In your case, installing an item would be considered an improvement as it improves the overall use and functionality of the item. The fact that there was no item present at the time of purchase of the property increases the argument that by adding the item it enhances the market value of the property.

An entirety

TR 97/23 states that a thing or structure is more likely to be an entirety if it is an integral part, but only a part, of entire premises and is capable of providing a useful function without regard to any other part of the premises. The Ruling states that something that is part of a building, for example, a roof or wall, is just that and no more. The building itself is the entirety.

In your case, the proposed repairs on your rental property would not be considered an entirety as the repairs alone are not capable of providing a useful function separate from the rental property itself.

Initial repair

If work is carried out to remedy defects, damage or deterioration that existed at the date of acquisition it is considered an initial repair and any expenditure incurred is considered capital in nature. The cost of effecting an initial repair is still not deductible even if some income happens to be earned after acquisition but before the repair expenditure is incurred.

The main consideration in relation to initial repairs is the appearance, form, state and condition of the property and its functional efficiency when it is acquired. Expenditure that remedies some defect or damage to, or deterioration of, property is capital expenditure if the defect, damage or deterioration:

It is immaterial whether at the time of acquisition the taxpayer was aware of the condition of the property, including its need for repair. It is also immaterial whether the purchase price reflected the need for repairs. An initial repair expense is not the type of repair expenditure ordinarily incurred as a working or operating expense in producing assessable income or in carrying on a business. This is because it lacks a connection with the conduct or operations of the taxpayer that produce the taxpayer's assessable income. It is essentially an additional cost of acquiring the property or an improvement in the quality of the property acquired. Initial repair expenditure relates to the establishment of the profit yielding structure. It is capital expenditure and is not deductible under section 25-10 of the ITAA 1997.

In your case, the repairs proposed on your rental property are needed due to age and wear and tear. It is unlikely that in the short period since the purchase of the property that the repairs were all incurred. Had some of the repairs only appeared in the short period since purchase it is likely that they are a result of already present wear and tear on the property over time.

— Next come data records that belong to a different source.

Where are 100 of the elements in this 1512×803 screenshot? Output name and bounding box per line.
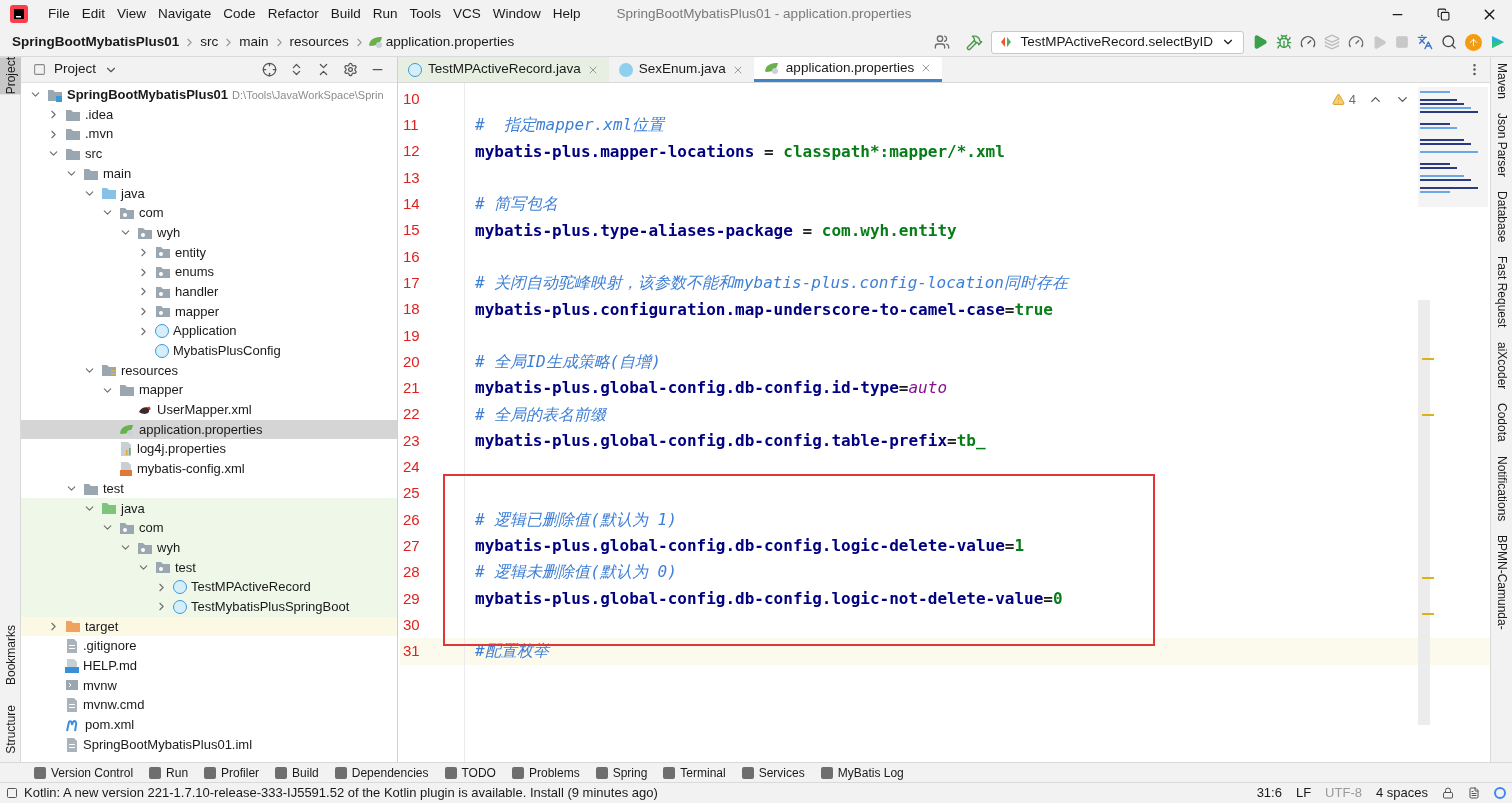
tree-item[interactable]: mybatis-config.xml — [21, 459, 397, 479]
tree-item[interactable]: SpringBootMybatisPlus01 D:\Tools\JavaWorkSpace\Sprin — [21, 85, 397, 105]
tool-window-tab[interactable]: Project — [0, 57, 21, 95]
breadcrumb[interactable]: resources — [287, 31, 351, 53]
tree-item[interactable]: .gitignore — [21, 636, 397, 656]
tool-window-tab[interactable]: Database — [1492, 191, 1511, 243]
breadcrumb[interactable]: src — [198, 31, 221, 53]
breadcrumb[interactable]: main — [237, 31, 271, 53]
tree-item[interactable]: test — [21, 478, 397, 499]
settings-icon[interactable] — [343, 62, 358, 77]
menu-item[interactable]: Edit — [75, 3, 112, 25]
tree-item[interactable]: pom.xml — [21, 715, 397, 735]
debug-icon[interactable] — [1276, 34, 1292, 50]
tool-window-button[interactable]: Dependencies — [334, 763, 429, 782]
editor-tab[interactable]: TestMPActiveRecord.java — [398, 57, 609, 82]
tree-item[interactable]: mvnw — [21, 675, 397, 696]
tree-item[interactable]: TestMPActiveRecord — [21, 577, 397, 597]
tree-item[interactable]: TestMybatisPlusSpringBoot — [21, 596, 397, 617]
user-icon[interactable] — [934, 34, 951, 50]
menu-item[interactable]: View — [111, 3, 153, 25]
tree-item[interactable]: target — [21, 616, 397, 637]
restore-icon[interactable] — [1436, 7, 1450, 21]
tree-item[interactable]: wyh — [21, 222, 397, 243]
menu-item[interactable]: VCS — [447, 3, 487, 25]
line-separator[interactable]: LF — [1295, 783, 1312, 803]
tree-item[interactable]: .mvn — [21, 124, 397, 145]
tree-item[interactable]: java — [21, 498, 397, 519]
tool-window-button[interactable]: Version Control — [34, 763, 134, 782]
tool-window-button[interactable]: Spring — [595, 763, 648, 782]
breadcrumb[interactable]: application.properties — [383, 31, 517, 53]
tree-item[interactable]: log4j.properties — [21, 439, 397, 460]
run-icon[interactable] — [1252, 34, 1268, 50]
build-icon[interactable] — [966, 33, 984, 51]
menu-item[interactable]: File — [42, 3, 76, 25]
locate-icon[interactable] — [262, 62, 277, 77]
menu-item[interactable]: Window — [486, 3, 547, 25]
tree-item[interactable]: application.properties — [21, 419, 397, 440]
caret-position[interactable]: 31:6 — [1256, 783, 1282, 803]
document-icon[interactable] — [1468, 787, 1480, 799]
menu-item[interactable]: Run — [366, 3, 404, 25]
tool-window-button[interactable]: Build — [275, 763, 319, 782]
tool-window-tab[interactable]: Fast Request — [1492, 256, 1511, 328]
tool-window-tab[interactable]: Notifications — [1492, 455, 1511, 522]
tree-label: SpringBootMybatisPlus01 — [67, 86, 229, 105]
tree-item[interactable]: SpringBootMybatisPlus01.iml — [21, 734, 397, 755]
tool-window-tab[interactable]: Json Parser — [1492, 113, 1511, 178]
menu-item[interactable]: Code — [217, 3, 262, 25]
menu-item[interactable]: Tools — [403, 3, 447, 25]
tool-window-button[interactable]: Terminal — [663, 763, 726, 782]
tool-window-tab[interactable]: Bookmarks — [0, 625, 21, 686]
tool-window-button[interactable]: Problems — [511, 763, 580, 782]
tree-item[interactable]: src — [21, 144, 397, 164]
menu-item[interactable]: Refactor — [261, 3, 325, 25]
tool-window-button[interactable]: Run — [149, 763, 189, 782]
tool-window-tab[interactable]: aiXcoder — [1492, 341, 1511, 390]
tree-item[interactable]: test — [21, 557, 397, 578]
panel-title[interactable]: Project — [54, 59, 97, 80]
menu-item[interactable]: Help — [546, 3, 587, 25]
tree-item[interactable]: main — [21, 163, 397, 184]
tree-item[interactable]: HELP.md — [21, 655, 397, 676]
tree-item[interactable]: mapper — [21, 301, 397, 322]
tree-item[interactable]: com — [21, 203, 397, 223]
tool-window-tab[interactable]: Structure — [0, 705, 21, 754]
tree-item[interactable]: handler — [21, 281, 397, 302]
tree-item[interactable]: mapper — [21, 380, 397, 400]
tree-item[interactable]: wyh — [21, 537, 397, 558]
menu-item[interactable]: Build — [324, 3, 367, 25]
tree-item[interactable]: java — [21, 183, 397, 204]
warning-count[interactable]: 4 — [1348, 90, 1356, 110]
translate-icon[interactable] — [1417, 34, 1433, 50]
editor-tab[interactable]: application.properties — [753, 57, 943, 82]
tree-item[interactable]: resources — [21, 360, 397, 381]
search-icon[interactable] — [1441, 34, 1457, 50]
lock-icon[interactable] — [1442, 787, 1454, 799]
status-message[interactable]: Kotlin: A new version 221-1.7.10-release-333-IJ5591.52 of the Kotlin plugin is available. Install (9 minutes ago) — [24, 783, 658, 803]
tool-window-button[interactable]: Profiler — [204, 763, 260, 782]
run-configuration-dropdown[interactable]: TestMPActiveRecord.selectByID — [991, 30, 1244, 54]
breadcrumb[interactable]: SpringBootMybatisPlus01 — [10, 31, 182, 53]
tool-window-button[interactable]: MyBatis Log — [820, 763, 904, 782]
indent-setting[interactable]: 4 spaces — [1375, 783, 1428, 803]
tree-item[interactable]: .idea — [21, 104, 397, 125]
tree-label: com — [139, 519, 164, 538]
tree-item[interactable]: com — [21, 518, 397, 538]
tool-window-tab[interactable]: Codota — [1492, 403, 1511, 442]
tool-window-tab[interactable]: BPMN-Camunda- — [1492, 535, 1511, 630]
tool-window-button[interactable]: Services — [741, 763, 805, 782]
status-icon[interactable] — [6, 787, 18, 799]
editor-tab[interactable]: SexEnum.java — [608, 57, 754, 82]
tree-item[interactable]: UserMapper.xml — [21, 400, 397, 420]
tree-item[interactable]: mvnw.cmd — [21, 695, 397, 715]
tree-item[interactable]: enums — [21, 262, 397, 282]
update-icon[interactable] — [1465, 33, 1482, 51]
scrollbar-track[interactable] — [1418, 300, 1430, 725]
tree-item[interactable]: Application — [21, 321, 397, 341]
tool-window-button[interactable]: TODO — [444, 763, 496, 782]
tool-window-tab[interactable]: Maven — [1492, 63, 1511, 100]
menu-item[interactable]: Navigate — [152, 3, 218, 25]
tree-item[interactable]: entity — [21, 242, 397, 263]
tree-item[interactable]: MybatisPlusConfig — [21, 340, 397, 361]
plugin-logo-icon[interactable] — [1490, 34, 1506, 50]
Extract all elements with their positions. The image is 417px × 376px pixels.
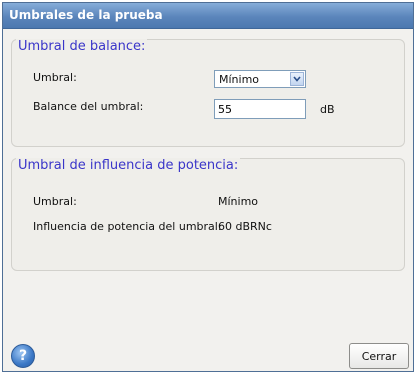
umbral-label: Umbral: bbox=[33, 71, 77, 84]
balance-group-title: Umbral de balance: bbox=[16, 39, 148, 54]
balance-threshold-label: Balance del umbral: bbox=[33, 100, 144, 113]
balance-threshold-group: Umbral de balance: Umbral: Mínimo Balanc… bbox=[11, 39, 405, 147]
question-mark-icon: ? bbox=[18, 348, 28, 364]
umbral-select-value: Mínimo bbox=[219, 73, 260, 86]
power-influence-value: 60 dBRNc bbox=[218, 220, 272, 233]
power-influence-group: Umbral de influencia de potencia: Umbral… bbox=[11, 158, 405, 271]
close-button[interactable]: Cerrar bbox=[349, 343, 409, 369]
help-button[interactable]: ? bbox=[11, 344, 35, 368]
power-umbral-value: Mínimo bbox=[218, 195, 259, 208]
chevron-down-icon[interactable] bbox=[290, 72, 304, 86]
power-umbral-label: Umbral: bbox=[33, 195, 77, 208]
balance-unit-label: dB bbox=[320, 103, 335, 116]
power-influence-label: Influencia de potencia del umbral: bbox=[33, 220, 222, 233]
dialog-title: Umbrales de la prueba bbox=[9, 8, 163, 22]
power-group-title: Umbral de influencia de potencia: bbox=[16, 158, 241, 173]
balance-threshold-input[interactable] bbox=[214, 99, 306, 119]
umbral-select[interactable]: Mínimo bbox=[214, 70, 306, 88]
title-bar: Umbrales de la prueba bbox=[3, 3, 413, 29]
thresholds-dialog: Umbrales de la prueba Umbral de balance:… bbox=[2, 2, 414, 372]
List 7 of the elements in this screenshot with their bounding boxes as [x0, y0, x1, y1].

As the proposed work is to repair existing defects when the property was acquired, the repair is considered an initial repair and therefore, capital in nature. As a result, you are not entitled to a deduction for the cost of the repairs on your rental property under section 25-10 of the ITAA 1997.

Capital works deduction

The proposed work carried out on your rental property is considered to be capital works for which a deduction is available under section 43-10 of the ITAA 1997. The relevant rate allowed for your capital works deduction is 2.5% per annum.